Schwerer Knochenjob für eine junge Frau?
Ofenbausetzerin aus Tauer wird „Lehrling des Monats“

 Anna Kossack lebt für den Beruf als Ofen- & Luftheizungsbauerin. Aktuell arbeitet sie mit ihrem Kollegen, Matthias Lisk, an einem Outdoor-Backofen.
Anna Kossack lebt für den Beruf als Ofen- & Luftheizungsbauerin. Aktuell arbeitet sie mit ihrem Kollegen, Matthias Lisk, an einem Outdoor-Backofen. FOTO: LR / Marcel Laggai
Jämlitz-Klein Düben. Vor mehr als 500 neuen Auszubildenden wird Anne Kossack als Lehrling des Monats ausgezeichnet. Der alte Beruf   hat durchaus Zukunft. Von Marcel Laggai

Hinter dem Ofen musste sich Anne Kossack aus Tauer nicht erst vorlocken lassen. Kein Wunder, begleitete sie doch ihren Vater, der einen Fachhandel für Kamine, Öfen und Schornsteine betreibt, regelmäßig auf Messen.
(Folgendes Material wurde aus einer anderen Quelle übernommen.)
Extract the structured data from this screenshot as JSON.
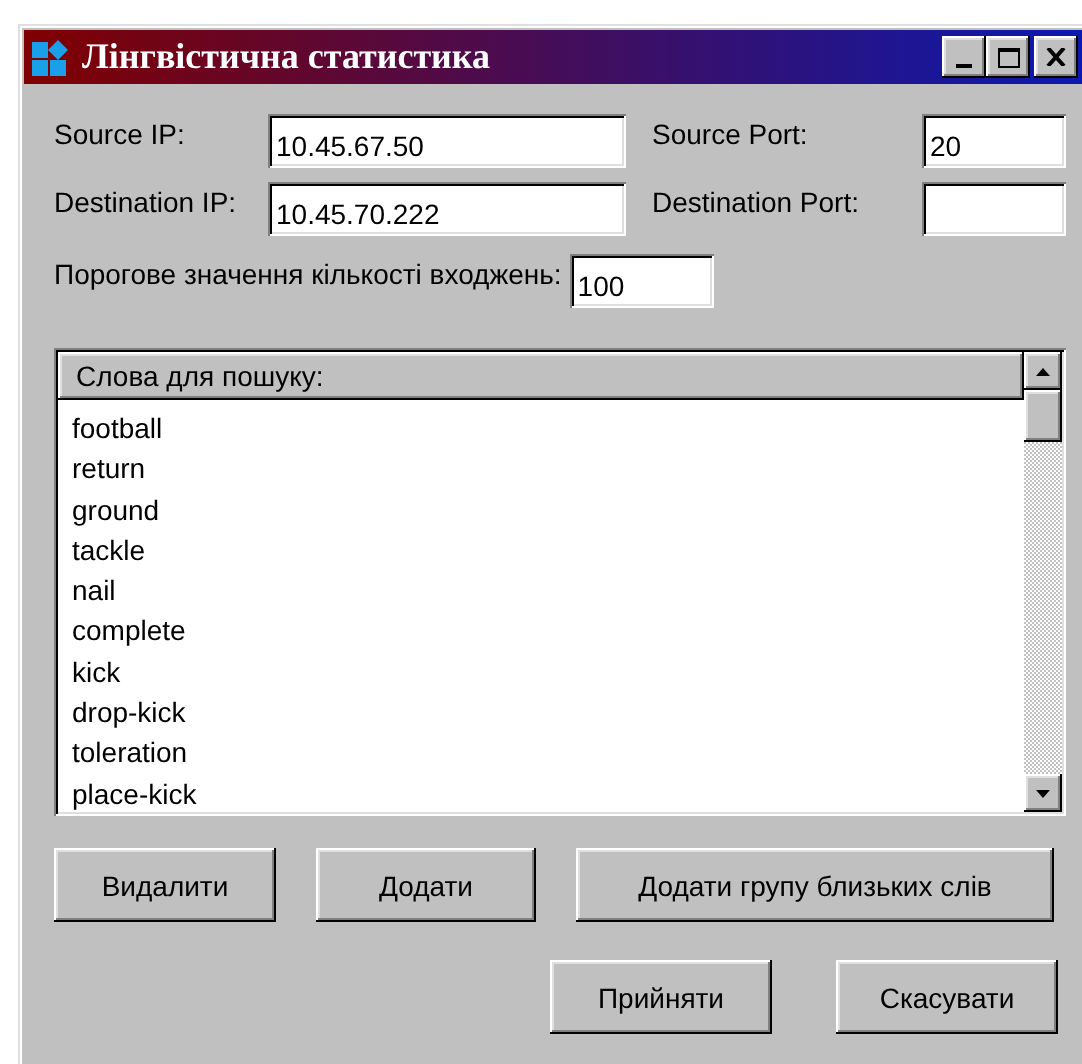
{
  "window": {
    "title": "Лінгвістична статистика"
  },
  "fields": [
    {
      "label": "Source IP:",
      "value": "10.45.67.50"
    },
    {
      "label": "Source Port:",
      "value": "20"
    },
    {
      "label": "Destination IP:",
      "value": "10.45.70.222"
    },
    {
      "label": "Destination Port:"
    }
  ],
  "threshold": {
    "label": "Порогове значення кількості входжень:",
    "value": "100"
  },
  "word_list": {
    "header": "Слова для пошуку:",
    "items": [
      "football",
      "return",
      "ground",
      "tackle",
      "nail",
      "complete",
      "kick",
      "drop-kick",
      "toleration",
      "place-kick"
    ]
  },
  "action_buttons": [
    "Видалити",
    "Додати",
    "Додати групу близьких слів"
  ],
  "dialog_buttons": [
    "Прийняти",
    "Скасувати"
  ]
}
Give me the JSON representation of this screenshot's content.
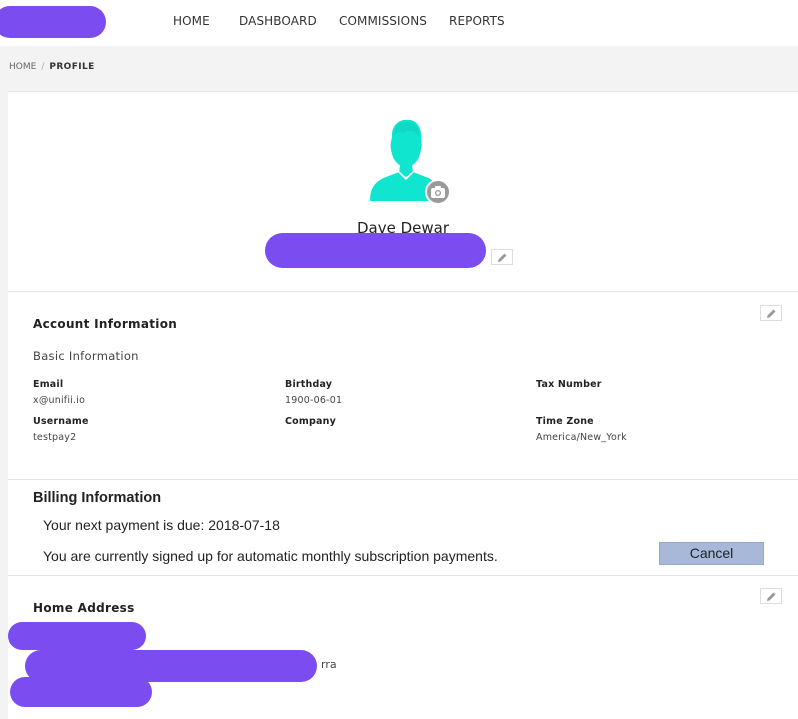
{
  "nav": {
    "items": [
      "HOME",
      "DASHBOARD",
      "COMMISSIONS",
      "REPORTS"
    ]
  },
  "breadcrumb": {
    "home": "HOME",
    "separator": "/",
    "current": "PROFILE"
  },
  "profile": {
    "name": "Dave Dewar",
    "avatar_color": "#10e5cf",
    "icons": [
      "user-avatar-icon",
      "camera-icon",
      "pencil-icon"
    ]
  },
  "account": {
    "title": "Account Information",
    "subtitle": "Basic Information",
    "fields": {
      "email_label": "Email",
      "email_value": "x@unifii.io",
      "birthday_label": "Birthday",
      "birthday_value": "1900-06-01",
      "tax_label": "Tax Number",
      "tax_value": "",
      "username_label": "Username",
      "username_value": "testpay2",
      "company_label": "Company",
      "company_value": "",
      "timezone_label": "Time Zone",
      "timezone_value": "America/New_York"
    }
  },
  "billing": {
    "title": "Billing Information",
    "next_payment": "Your next payment is due: 2018-07-18",
    "subscription": "You are currently signed up for automatic monthly subscription payments.",
    "cancel_label": "Cancel"
  },
  "address": {
    "title": "Home Address",
    "visible_fragment": "rra"
  },
  "colors": {
    "redaction": "#7b4cf0",
    "cancel_button": "#a7b8d9",
    "page_background": "#f3f3f3"
  }
}
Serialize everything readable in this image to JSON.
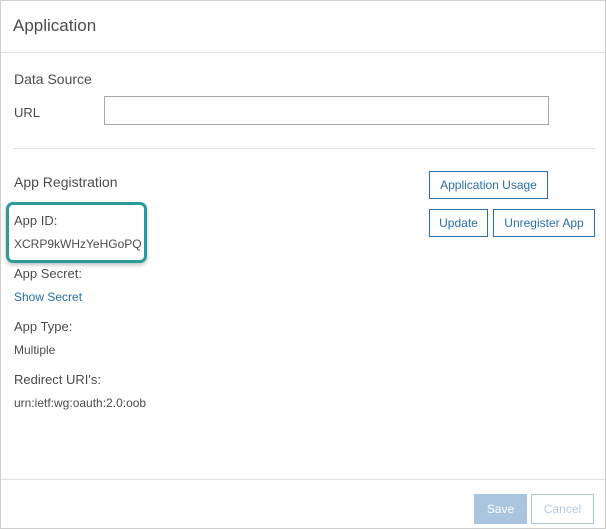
{
  "dialog": {
    "title": "Application"
  },
  "data_source": {
    "title": "Data Source",
    "url_label": "URL",
    "url_value": "",
    "url_placeholder": ""
  },
  "app_registration": {
    "title": "App Registration",
    "app_id_label": "App ID:",
    "app_id_value": "XCRP9kWHzYeHGoPQ",
    "app_secret_label": "App Secret:",
    "show_secret_link": "Show Secret",
    "app_type_label": "App Type:",
    "app_type_value": "Multiple",
    "redirect_label": "Redirect URI's:",
    "redirect_value": "urn:ietf:wg:oauth:2.0:oob"
  },
  "buttons": {
    "application_usage": "Application Usage",
    "update": "Update",
    "unregister": "Unregister App",
    "save": "Save",
    "cancel": "Cancel"
  },
  "colors": {
    "accent": "#2a6fa8",
    "highlight": "#2a9a9a",
    "disabled_primary": "#a9c5e0"
  }
}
So ist es nur auf den ersten Blick keine Überraschung, dass die 18-Jährige am Samstag die Auszeichnung „Lehrling des Monats“ entgegennehmen darf. In Branitz feiern über 500 Lehrlinge aus dem Kammerbezirk Cottbus den Auftakt ins neue Ausbildungsjahr. Die Willkommensparty für den Handwerkernachwuchs ist laut Kammer einzigartig in Brandenburg.

Dabei stieß der Entschluss, den Weg des Ofen- und Luftheizungsbauers einzuschlagen, bei ihren Eltern anfangs nicht auf positive Resonanz. „Als ich ihnen meine Entscheidung mitgeteilt habe, waren sie nicht wirklich begeistert, weil es eher ein Männerberuf ist und dort nicht selten ein anderer Ton angeschlagen wird“, erinnert sich Anne Kossack. Zusätzlich sei der Job auch recht körperlich. Doch weder Zementsäcke noch schwere Steine konnten sie von ihrem Entschluss abbringen. Erst ein  zweiwöchiges Schülerpraktikum habe die Eltern überzeugen können, so Anne Kossack.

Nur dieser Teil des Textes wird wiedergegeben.